5. Penyakit jantung lain, terjadi sebagai akibat penyakit jantung sebenarnya yang
secara langsung mempengaruhi jantung. Mekanisme yang terlibat mencakup
gangguan aliran darah yang masuk jantung (stenosis katub semiluner),
ketidakmampuan jantung untuk mengisi darah (tamponade, perikardium,
perikarditif konstriktif atau stenosis AV) dan peningkatan mendadak after load.
6. Faktor sistemik
Terdapat beberapa faktor yang berperan dalam perkembangan dan beratnya gagal
jantung yaitu meningkatnya laju metabolisme (misalnya demam, tirotoksikosis),
hipoksia dan anemia juga dapat menurunkan suplai oksigen ke jantung, asidosis
respiratorik atau metabolik dan abnormal elektronik dapat menurunkan
kontraktilitas jantung.
7. Grade gagal jantung menurut New York Heart Association, terbagi dalam 4
kelainan fungsional:
a. Timbul sesak saaat aktifitas fisik berat
b. Timbul sesak saat aktifitas fisik sedang
c. Timbul sesak saat aktifitas fisik ringan
d. Timbul sesak saat aktifitas fisik sangat ringan / saat istirahat

C. Klasifikasi
Gagal jantung sulit untuk dipahami ketika tanda dan gejala umum terjadi lebih dari
satu jenis kegagalan, dan ketika jenis gagal jantung dikenali secara bergantian. Beberapa
kategori digunakan untuk menggambarkan dan mengklasifikasikan gagal jantung.
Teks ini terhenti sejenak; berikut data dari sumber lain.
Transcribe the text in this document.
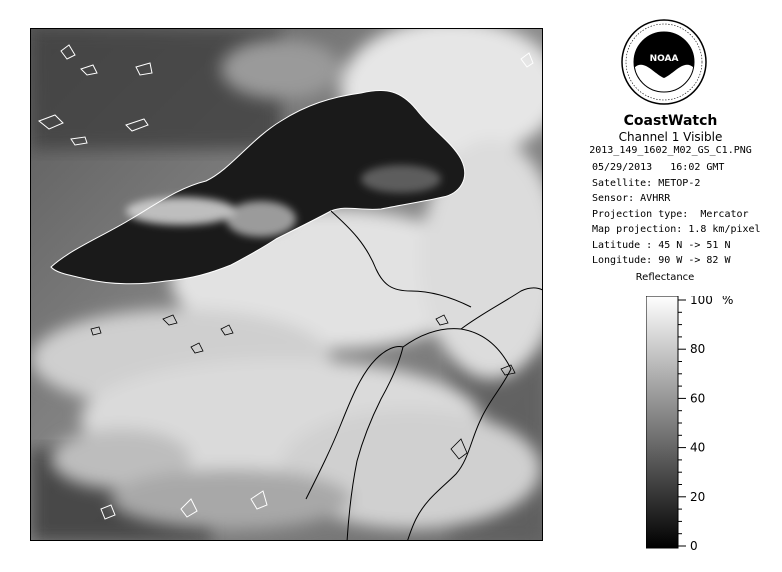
NOAA
CoastWatch
Channel 1 Visible
2013_149_1602_M02_GS_C1.PNG
05/29/2013   16:02 GMT
Satellite: METOP-2
Sensor: AVHRR
Projection type:  Mercator
Map projection: 1.8 km/pixel
Latitude : 45 N -> 51 N
Longitude: 90 W -> 82 W
Reflectance
%
100
80
60
40
20
0
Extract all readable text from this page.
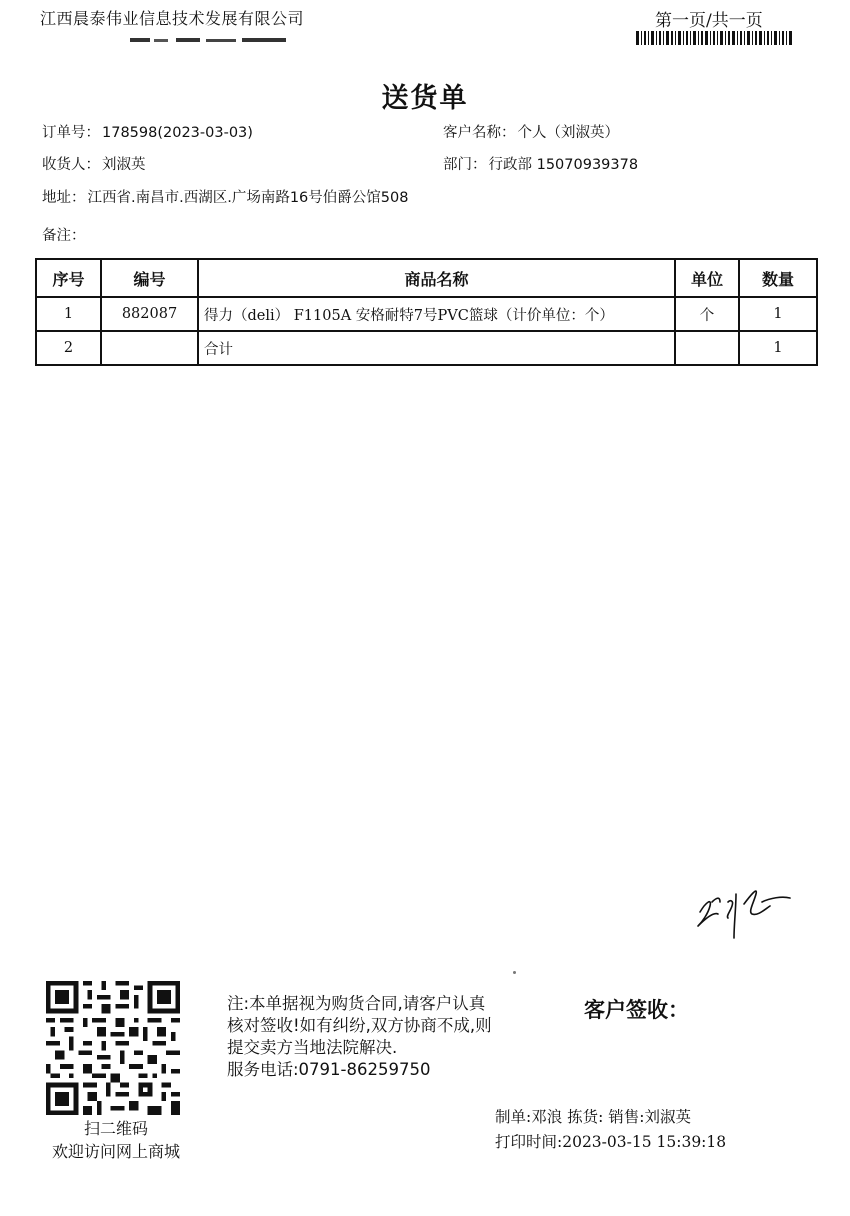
江西晨泰伟业信息技术发展有限公司	第一页/共一页
送货单
订单号： 178598(2023-03-03)	客户名称： 个人（刘淑英）
收货人： 刘淑英	部门： 行政部 15070939378
地址： 江西省.南昌市.西湖区.广场南路16号伯爵公馆508
备注：
序号	编号	商品名称	单位	数量
1	882087	得力（deli） F1105A 安格耐特7号PVC篮球（计价单位：个）	个	1
2		合计		1
扫二维码
欢迎访问网上商城
注:本单据视为购货合同,请客户认真
核对签收!如有纠纷,双方协商不成,则
提交卖方当地法院解决.
服务电话:0791-86259750
客户签收：
制单:邓浪 拣货: 销售:刘淑英
打印时间:2023-03-15 15:39:18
Penggunaan kategori ini untuk mengatur informasi tentang gagal jantung dan untuk
mmenegakkan diagnosa, manajemen, dan evaluasi hasil menjadi lebih jelas.

1. Gagal Jantung Kiri


Gagal jantung kiri mengacu pada kegagalan ventrikel kiri untuk mengisi atau
mengosongkan dengan benar. Hal ini menyebabkan peningkatan tekanan di dalam
ventrikel dan hambatan di pembuluh darah paru-paru sistem. Gagal jantung kiri
dapat diklasifikasikan lebih lanjut menjadi sistolik dan diastolik.
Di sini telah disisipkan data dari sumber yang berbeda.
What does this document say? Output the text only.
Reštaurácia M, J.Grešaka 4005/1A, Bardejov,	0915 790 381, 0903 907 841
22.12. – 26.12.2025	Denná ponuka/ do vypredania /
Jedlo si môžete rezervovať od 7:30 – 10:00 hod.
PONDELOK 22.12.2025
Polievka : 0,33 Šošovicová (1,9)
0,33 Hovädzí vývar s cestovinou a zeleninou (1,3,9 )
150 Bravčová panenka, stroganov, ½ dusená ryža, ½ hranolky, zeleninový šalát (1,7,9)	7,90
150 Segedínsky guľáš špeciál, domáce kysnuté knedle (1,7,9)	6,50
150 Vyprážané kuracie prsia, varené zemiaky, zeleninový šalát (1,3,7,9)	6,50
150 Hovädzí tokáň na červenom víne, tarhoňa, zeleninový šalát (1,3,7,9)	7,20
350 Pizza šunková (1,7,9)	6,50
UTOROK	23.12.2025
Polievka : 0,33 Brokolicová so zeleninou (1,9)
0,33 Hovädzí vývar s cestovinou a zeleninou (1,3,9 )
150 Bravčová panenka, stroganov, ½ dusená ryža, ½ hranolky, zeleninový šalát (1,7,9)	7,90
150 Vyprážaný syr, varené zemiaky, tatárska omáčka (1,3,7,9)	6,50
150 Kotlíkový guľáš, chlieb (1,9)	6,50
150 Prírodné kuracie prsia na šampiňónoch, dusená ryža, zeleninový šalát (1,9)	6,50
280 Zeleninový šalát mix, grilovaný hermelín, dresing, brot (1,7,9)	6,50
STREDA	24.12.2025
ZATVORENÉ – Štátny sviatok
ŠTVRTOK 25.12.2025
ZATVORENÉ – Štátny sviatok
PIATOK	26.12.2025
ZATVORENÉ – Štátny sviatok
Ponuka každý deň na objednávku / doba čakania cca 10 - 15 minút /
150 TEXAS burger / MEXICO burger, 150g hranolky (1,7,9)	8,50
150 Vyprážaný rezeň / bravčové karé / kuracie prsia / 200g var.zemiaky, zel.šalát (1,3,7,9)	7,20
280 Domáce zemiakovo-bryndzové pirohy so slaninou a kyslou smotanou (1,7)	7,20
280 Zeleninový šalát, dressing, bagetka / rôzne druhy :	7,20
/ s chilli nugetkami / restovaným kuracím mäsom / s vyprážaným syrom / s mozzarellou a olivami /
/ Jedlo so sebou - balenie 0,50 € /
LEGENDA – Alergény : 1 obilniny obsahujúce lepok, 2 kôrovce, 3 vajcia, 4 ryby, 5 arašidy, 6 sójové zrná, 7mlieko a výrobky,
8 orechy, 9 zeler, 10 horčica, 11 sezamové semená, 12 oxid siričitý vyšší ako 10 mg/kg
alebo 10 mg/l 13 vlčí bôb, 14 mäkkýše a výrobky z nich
a. Disfungsi sistolik (kegagalan jantung dengan kurang fungsi ventrikuler kiri).
Disfungsi sistolik didefinisikan sebagai fraksi ejeksi (EF) kurang dari 40% dan
disebabkan oleh penurunan kontraktilitas. Fungsi ventrikel kiri diperkirakan
oleh EF, atau persentase volume diastolik akhir ventrikel kiri (LVEDV) yang
dikeluarkan dari ventrikel dalam satu siklus. Jika LVEDV 100 mL dan stroke
volume 60 mL, EF 60%. EF normal adalah 50% hingga 70%. Dengan
disfungsi sistolik, ventrikel tidak kosong secara memadai karena pemompaan
yang buruk, dan hasilnya adalah penurunan curah jantung (CO).
b. Disfungsi diastolik (kegagalan jantung yang ditetapkan dengan fungsi
ventrikuler kiri). Disfungsi diastolik kurang jelas dan lebih sulit diukur.
Disfungsi diastolik disebabkan oleh gangguan relaksasi dan pengisian.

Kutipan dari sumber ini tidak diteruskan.